In 2012, credit spread tightened when equity markets went up, which caused discount rates to fall and liabilities to increase, Karin Franceries, executive director of J.P Morgan Asset Management, told PLANSPONSOR. Credit spread, in simple terms, is the difference between the U.S. Treasury rate and corporate rates. Companies must offer higher return on their bonds, for example, because their credit is not as good as the government’s.
Because companies have so much liability, they are sensitive to any market movement. If discount rates tightened by 50 basis points, for example, the plan would need risky assets (i.e. anything that is not fixed income) to generate 11% returns just to maintain its funded status of 83% at the beginning of 2012, Franceries said. “This is the challenge of having an underfunded pension fund, which is very sensitive to changes in interest rates,” she added.
To combat this problem, Franceries suggested plan sponsors have an aggressive growth portfolio combined with a long-duration strategy.

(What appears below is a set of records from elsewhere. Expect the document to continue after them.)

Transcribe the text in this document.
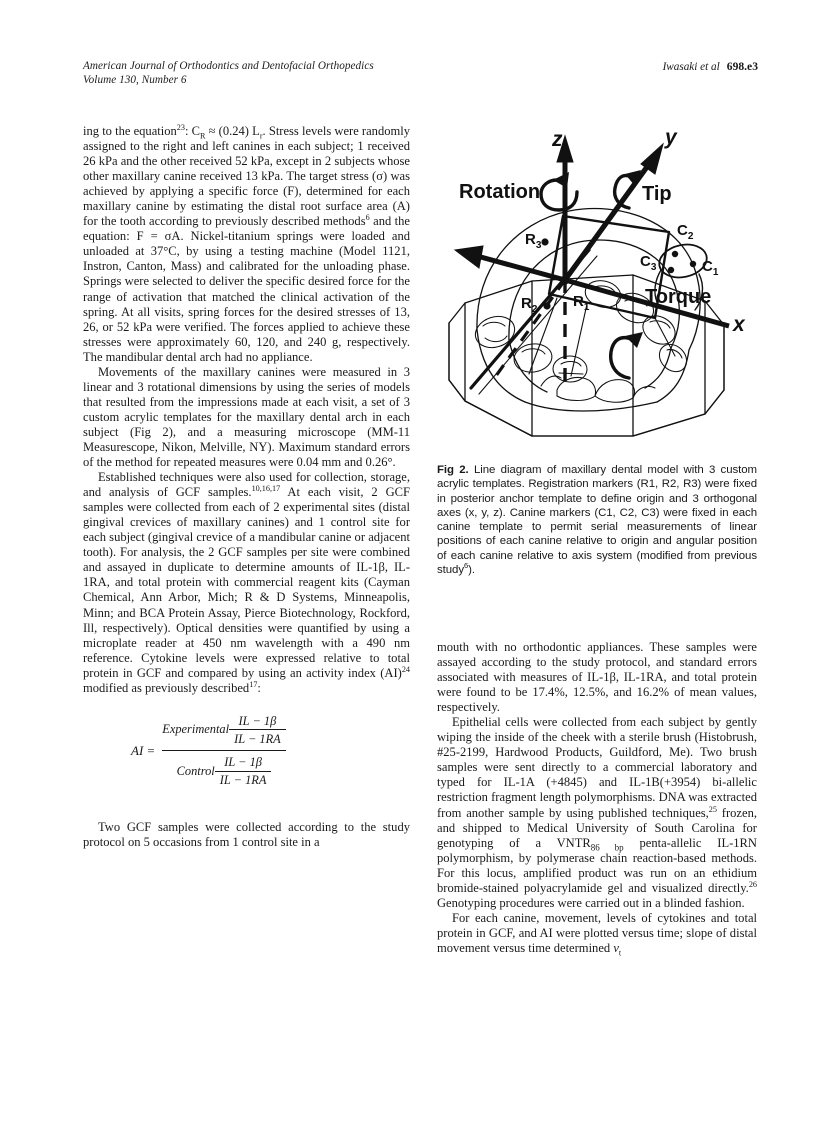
American Journal of Orthodontics and Dentofacial Orthopedics
Volume 130, Number 6
Iwasaki et al 698.e3

ing to the equation$^{23}$: $C_R \approx (0.24)$ $L_r$. Stress levels were randomly assigned to the right and left canines in each subject; 1 received 26 kPa and the other received 52 kPa, except in 2 subjects whose other maxillary canine received 13 kPa. The target stress (σ) was achieved by applying a specific force (F), determined for each maxillary canine by estimating the distal root surface area (A) for the tooth according to previously described methods$^6$ and the equation: F = σA. Nickel-titanium springs were loaded and unloaded at 37°C, by using a testing machine (Model 1121, Instron, Canton, Mass) and calibrated for the unloading phase. Springs were selected to deliver the specific desired force for the range of activation that matched the clinical activation of the spring. At all visits, spring forces for the desired stresses of 13, 26, or 52 kPa were verified. The forces applied to achieve these stresses were approximately 60, 120, and 240 g, respectively. The mandibular dental arch had no appliance.

Movements of the maxillary canines were measured in 3 linear and 3 rotational dimensions by using the series of models that resulted from the impressions made at each visit, a set of 3 custom acrylic templates for the maxillary dental arch in each subject (Fig 2), and a measuring microscope (MM-11 Measurescope, Nikon, Melville, NY). Maximum standard errors of the method for repeated measures were 0.04 mm and 0.26°.

Established techniques were also used for collection, storage, and analysis of GCF samples.$^{10,16,17}$ At each visit, 2 GCF samples were collected from each of 2 experimental sites (distal gingival crevices of maxillary canines) and 1 control site for each subject (gingival crevice of a mandibular canine or adjacent tooth). For analysis, the 2 GCF samples per site were combined and assayed in duplicate to determine amounts of IL-1β, IL-1RA, and total protein with commercial reagent kits (Cayman Chemical, Ann Arbor, Mich; R & D Systems, Minneapolis, Minn; and BCA Protein Assay, Pierce Biotechnology, Rockford, Ill, respectively). Optical densities were quantified by using a microplate reader at 450 nm wavelength with a 490 nm reference. Cytokine levels were expressed relative to total protein in GCF and compared by using an activity index (AI)$^{24}$ modified as previously described$^{17}$:

AI =
Experimental $\frac{IL - 1\beta}{IL - 1RA}$
Control $\frac{IL - 1\beta}{IL - 1RA}$

Two GCF samples were collected according to the study protocol on 5 occasions from 1 control site in a

z	y
x
Rotation	Tip
Torque
$R_3$
$R_2$ $R_1$
$C_2$
$C_1$
$C_3$
Fig 2. Line diagram of maxillary dental model with 3 custom acrylic templates. Registration markers (R1, R2, R3) were fixed in posterior anchor template to define origin and 3 orthogonal axes (x, y, z). Canine markers (C1, C2, C3) were fixed in each canine template to permit serial measurements of linear positions of each canine relative to origin and angular position of each canine relative to axis system (modified from previous study$^6$).

mouth with no orthodontic appliances. These samples were assayed according to the study protocol, and standard errors associated with measures of IL-1β, IL-1RA, and total protein were found to be 17.4%, 12.5%, and 16.2% of mean values, respectively.

Epithelial cells were collected from each subject by gently wiping the inside of the cheek with a sterile brush (Histobrush, #25-2199, Hardwood Products, Guildford, Me). Two brush samples were sent directly to a commercial laboratory and typed for IL-1A (+4845) and IL-1B(+3954) bi-allelic restriction fragment length polymorphisms. DNA was extracted from another sample by using published techniques,$^{25}$ frozen, and shipped to Medical University of South Carolina for genotyping of a $VNTR_{86 bp}$ penta-allelic IL-1RN polymorphism, by polymerase chain reaction-based methods. For this locus, amplified product was run on an ethidium bromide-stained polyacrylamide gel and visualized directly.$^{26}$ Genotyping procedures were carried out in a blinded fashion.

For each canine, movement, levels of cytokines and total protein in GCF, and AI were plotted versus time; slope of distal movement versus time determined $v_t$
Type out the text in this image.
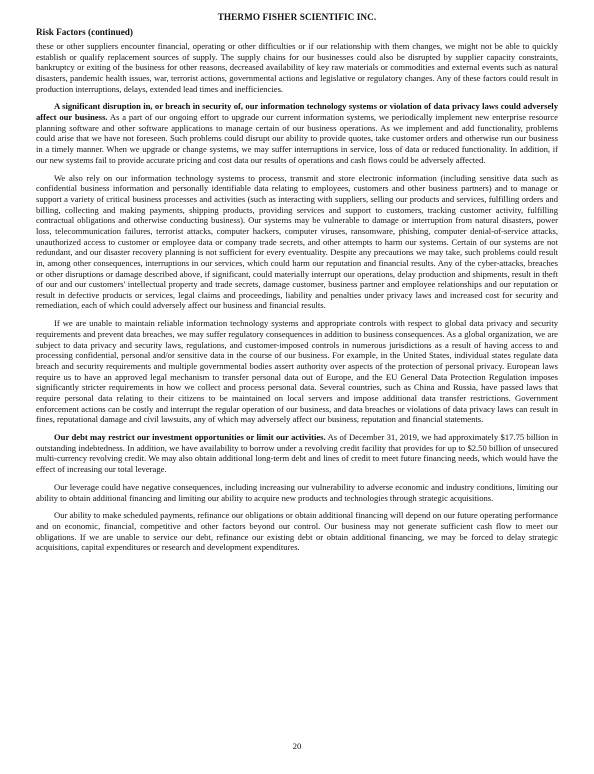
THERMO FISHER SCIENTIFIC INC.
Risk Factors (continued)

these or other suppliers encounter financial, operating or other difficulties or if our relationship with them changes, we might not be able to quickly establish or qualify replacement sources of supply. The supply chains for our businesses could also be disrupted by supplier capacity constraints, bankruptcy or exiting of the business for other reasons, decreased availability of key raw materials or commodities and external events such as natural disasters, pandemic health issues, war, terrorist actions, governmental actions and legislative or regulatory changes. Any of these factors could result in production interruptions, delays, extended lead times and inefficiencies.

A significant disruption in, or breach in security of, our information technology systems or violation of data privacy laws could adversely affect our business. As a part of our ongoing effort to upgrade our current information systems, we periodically implement new enterprise resource planning software and other software applications to manage certain of our business operations. As we implement and add functionality, problems could arise that we have not foreseen. Such problems could disrupt our ability to provide quotes, take customer orders and otherwise run our business in a timely manner. When we upgrade or change systems, we may suffer interruptions in service, loss of data or reduced functionality. In addition, if our new systems fail to provide accurate pricing and cost data our results of operations and cash flows could be adversely affected.

We also rely on our information technology systems to process, transmit and store electronic information (including sensitive data such as confidential business information and personally identifiable data relating to employees, customers and other business partners) and to manage or support a variety of critical business processes and activities (such as interacting with suppliers, selling our products and services, fulfilling orders and billing, collecting and making payments, shipping products, providing services and support to customers, tracking customer activity, fulfilling contractual obligations and otherwise conducting business). Our systems may be vulnerable to damage or interruption from natural disasters, power loss, telecommunication failures, terrorist attacks, computer hackers, computer viruses, ransomware, phishing, computer denial-of-service attacks, unauthorized access to customer or employee data or company trade secrets, and other attempts to harm our systems. Certain of our systems are not redundant, and our disaster recovery planning is not sufficient for every eventuality. Despite any precautions we may take, such problems could result in, among other consequences, interruptions in our services, which could harm our reputation and financial results. Any of the cyber-attacks, breaches or other disruptions or damage described above, if significant, could materially interrupt our operations, delay production and shipments, result in theft of our and our customers' intellectual property and trade secrets, damage customer, business partner and employee relationships and our reputation or result in defective products or services, legal claims and proceedings, liability and penalties under privacy laws and increased cost for security and remediation, each of which could adversely affect our business and financial results.

If we are unable to maintain reliable information technology systems and appropriate controls with respect to global data privacy and security requirements and prevent data breaches, we may suffer regulatory consequences in addition to business consequences. As a global organization, we are subject to data privacy and security laws, regulations, and customer-imposed controls in numerous jurisdictions as a result of having access to and processing confidential, personal and/or sensitive data in the course of our business. For example, in the United States, individual states regulate data breach and security requirements and multiple governmental bodies assert authority over aspects of the protection of personal privacy. European laws require us to have an approved legal mechanism to transfer personal data out of Europe, and the EU General Data Protection Regulation imposes significantly stricter requirements in how we collect and process personal data. Several countries, such as China and Russia, have passed laws that require personal data relating to their citizens to be maintained on local servers and impose additional data transfer restrictions. Government enforcement actions can be costly and interrupt the regular operation of our business, and data breaches or violations of data privacy laws can result in fines, reputational damage and civil lawsuits, any of which may adversely affect our business, reputation and financial statements.

Our debt may restrict our investment opportunities or limit our activities. As of December 31, 2019, we had approximately $17.75 billion in outstanding indebtedness. In addition, we have availability to borrow under a revolving credit facility that provides for up to $2.50 billion of unsecured multi-currency revolving credit. We may also obtain additional long-term debt and lines of credit to meet future financing needs, which would have the effect of increasing our total leverage.

Our leverage could have negative consequences, including increasing our vulnerability to adverse economic and industry conditions, limiting our ability to obtain additional financing and limiting our ability to acquire new products and technologies through strategic acquisitions.

Our ability to make scheduled payments, refinance our obligations or obtain additional financing will depend on our future operating performance and on economic, financial, competitive and other factors beyond our control. Our business may not generate sufficient cash flow to meet our obligations. If we are unable to service our debt, refinance our existing debt or obtain additional financing, we may be forced to delay strategic acquisitions, capital expenditures or research and development expenditures.

20
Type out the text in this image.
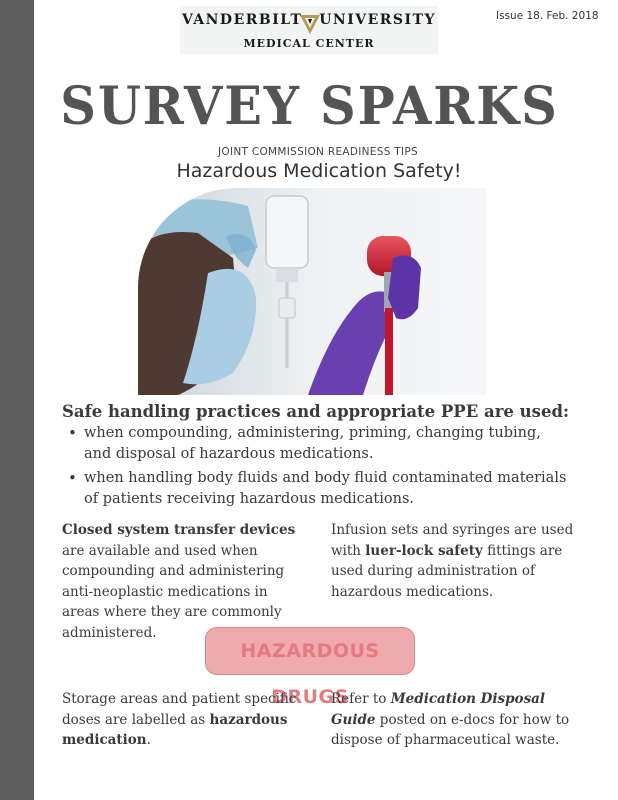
VANDERBILT UNIVERSITY
MEDICAL CENTER
Issue 18. Feb. 2018
SURVEY SPARKS
JOINT COMMISSION READINESS TIPS
Hazardous Medication Safety!
Safe handling practices and appropriate PPE are used:
• when compounding, administering, priming, changing tubing, and disposal of hazardous medications.
• when handling body fluids and body fluid contaminated materials of patients receiving hazardous medications.
Closed system transfer devices are available and used when compounding and administering anti-neoplastic medications in areas where they are commonly administered.
Infusion sets and syringes are used with luer-lock safety fittings are used during administration of hazardous medications.
HAZARDOUS DRUGS
Storage areas and patient specific doses are labelled as hazardous medication.
Refer to Medication Disposal Guide posted on e-docs for how to dispose of pharmaceutical waste.
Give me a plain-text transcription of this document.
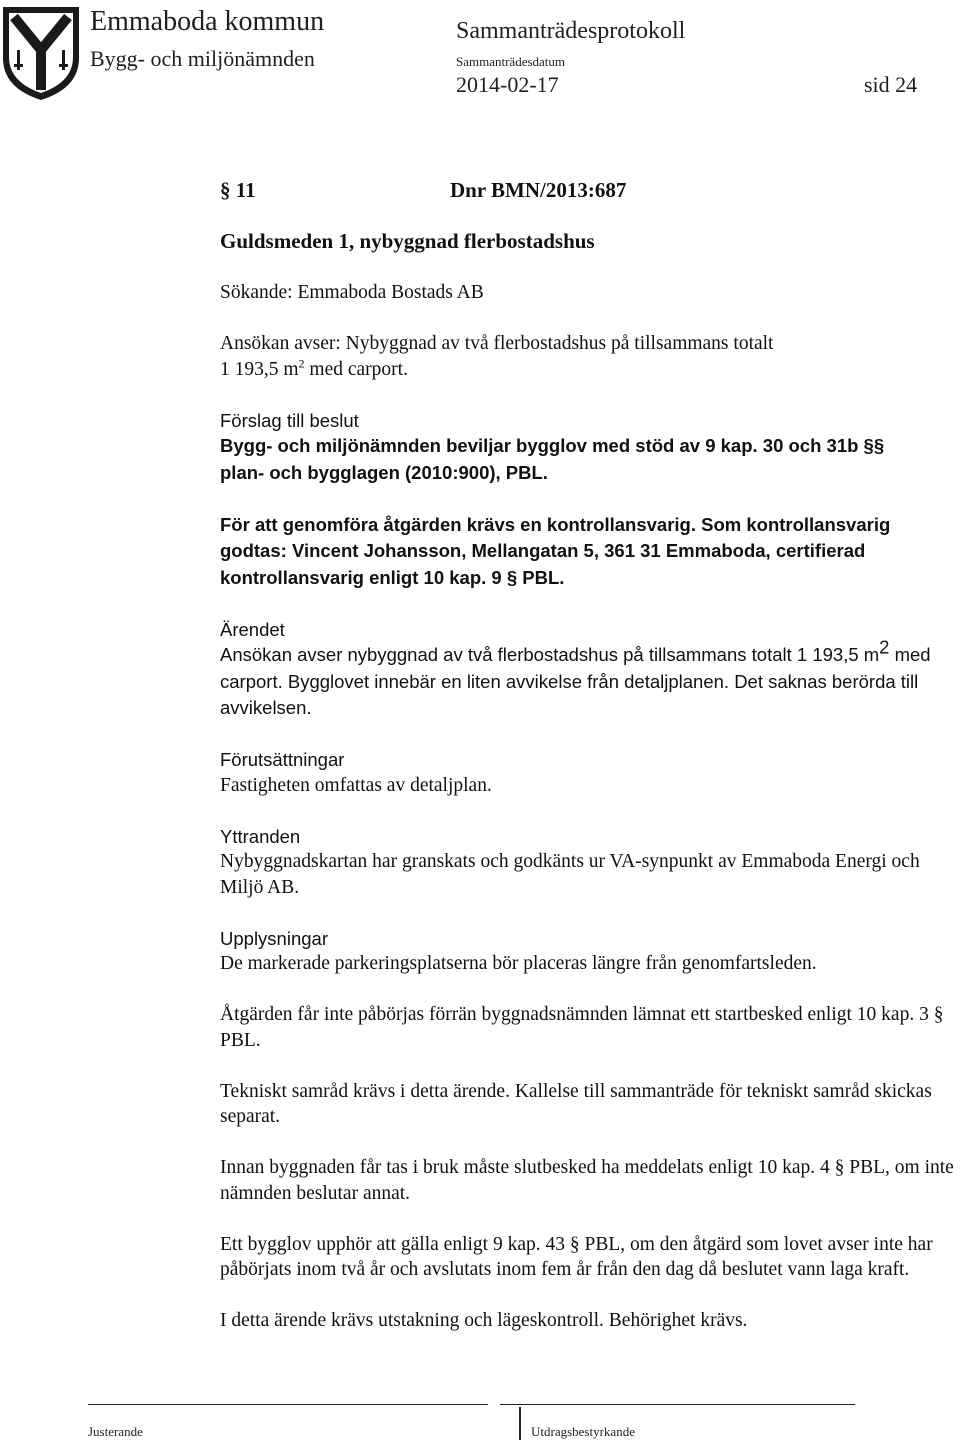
Emmaboda kommun
Bygg- och miljönämnden
Sammanträdesprotokoll
Sammanträdesdatum
2014-02-17	sid 24

§ 11	Dnr BMN/2013:687

Guldsmeden 1, nybyggnad flerbostadshus

Sökande: Emmaboda Bostads AB

Ansökan avser: Nybyggnad av två flerbostadshus på tillsammans totalt
1 193,5 $m^2$ med carport.

Förslag till beslut
Bygg- och miljönämnden beviljar bygglov med stöd av 9 kap. 30 och 31b §§
plan- och bygglagen (2010:900), PBL.

För att genomföra åtgärden krävs en kontrollansvarig. Som kontrollansvarig godtas: Vincent Johansson, Mellangatan 5, 361 31 Emmaboda, certifierad kontrollansvarig enligt 10 kap. 9 § PBL.

Ärendet
Ansökan avser nybyggnad av två flerbostadshus på tillsammans totalt 1 193,5 $m^2$ med carport. Bygglovet innebär en liten avvikelse från detaljplanen. Det saknas berörda till avvikelsen.

Förutsättningar
Fastigheten omfattas av detaljplan.

Yttranden
Nybyggnadskartan har granskats och godkänts ur VA-synpunkt av Emmaboda Energi och Miljö AB.

Upplysningar
De markerade parkeringsplatserna bör placeras längre från genomfartsleden.

Åtgärden får inte påbörjas förrän byggnadsnämnden lämnat ett startbesked enligt 10 kap. 3 § PBL.

Tekniskt samråd krävs i detta ärende. Kallelse till sammanträde för tekniskt samråd skickas separat.

Innan byggnaden får tas i bruk måste slutbesked ha meddelats enligt 10 kap. 4 § PBL, om inte nämnden beslutar annat.

Ett bygglov upphör att gälla enligt 9 kap. 43 § PBL, om den åtgärd som lovet avser inte har påbörjats inom två år och avslutats inom fem år från den dag då beslutet vann laga kraft.

I detta ärende krävs utstakning och lägeskontroll. Behörighet krävs.

Justerande	Utdragsbestyrkande
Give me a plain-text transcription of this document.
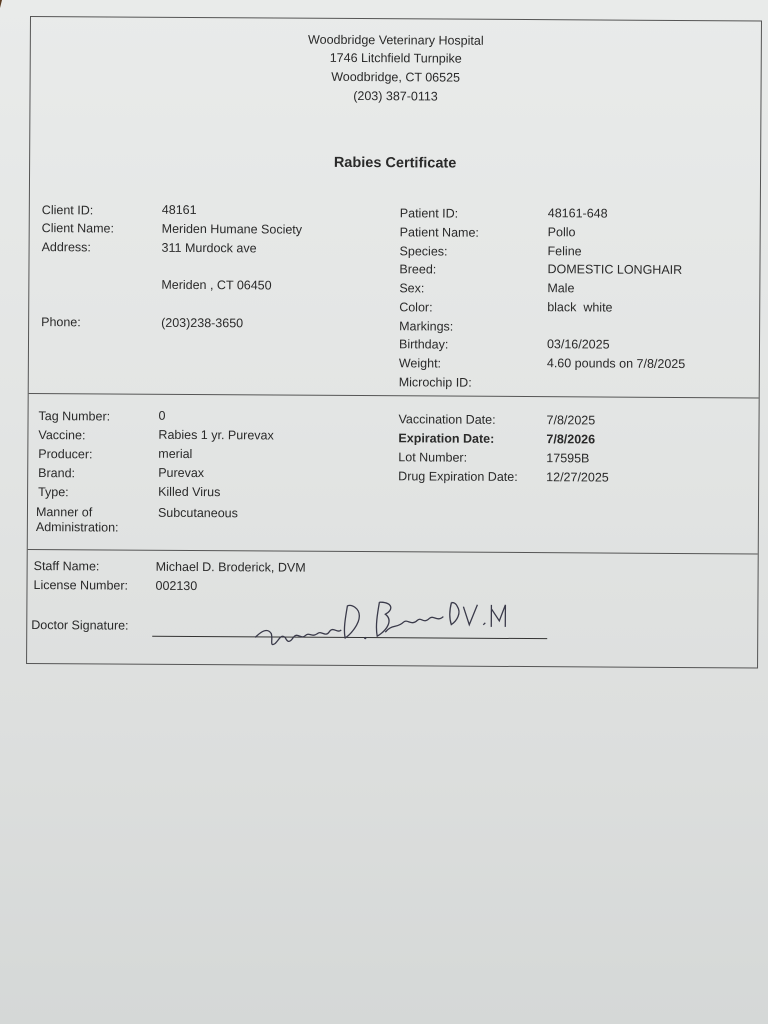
Woodbridge Veterinary Hospital
1746 Litchfield Turnpike
Woodbridge, CT 06525
(203) 387-0113
Rabies Certificate
Client ID:	48161
Client Name:	Meriden Humane Society
Address:	311 Murdock ave
Meriden , CT 06450
Phone:	(203)238-3650
Patient ID:	48161-648
Patient Name:	Pollo
Species:	Feline
Breed:	DOMESTIC LONGHAIR
Sex:	Male
Color:	black  white
Markings:
Birthday:	03/16/2025
Weight:	4.60 pounds on 7/8/2025
Microchip ID:
Tag Number:	0
Vaccine:	Rabies 1 yr. Purevax
Producer:	merial
Brand:	Purevax
Type:	Killed Virus
Manner of
Administration:
Subcutaneous
Vaccination Date:	7/8/2025
Expiration Date:	7/8/2026
Lot Number:	17595B
Drug Expiration Date: 12/27/2025
Staff Name:	Michael D. Broderick, DVM
License Number: 002130
Doctor Signature:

Sponsors should ensure their plans’ fixed-income portfolios have a duration that can help mitigate interest rate exposure.
Last year also saw many risk transfers with lump sum offerings, which Franceries predicted will continue. In 2012, a number of major plan sponsors offered cash-out options to their former employees, and in some cases, to current retirees. This trend is expected to continue in 2013 and beyond, according to global consulting firm Mercer. “Sponsors planning to implement these strategies in 2013 should begin planning now to maximize the effectiveness of the program,” the company said in a statement.
Last year was a tipping point, Franceries said, because plan sponsors finally had enough of pension deficit. The $400 billion deficit in U.S. corporate pension funding is still as large as in 2008, despite sizable contributions from plan sponsors and strong asset returns from the markets, Franceries explained.
Although pension assets grew by more than $1 trillion over the past four years ($700 billion of investment return and $300 billion of contributions) and assets delivered on average 13% return per year over that period, liabilities remained unchanged. This is because the size of the deficit bathtub has increased to a swimming pool as a result of interest rates, she said.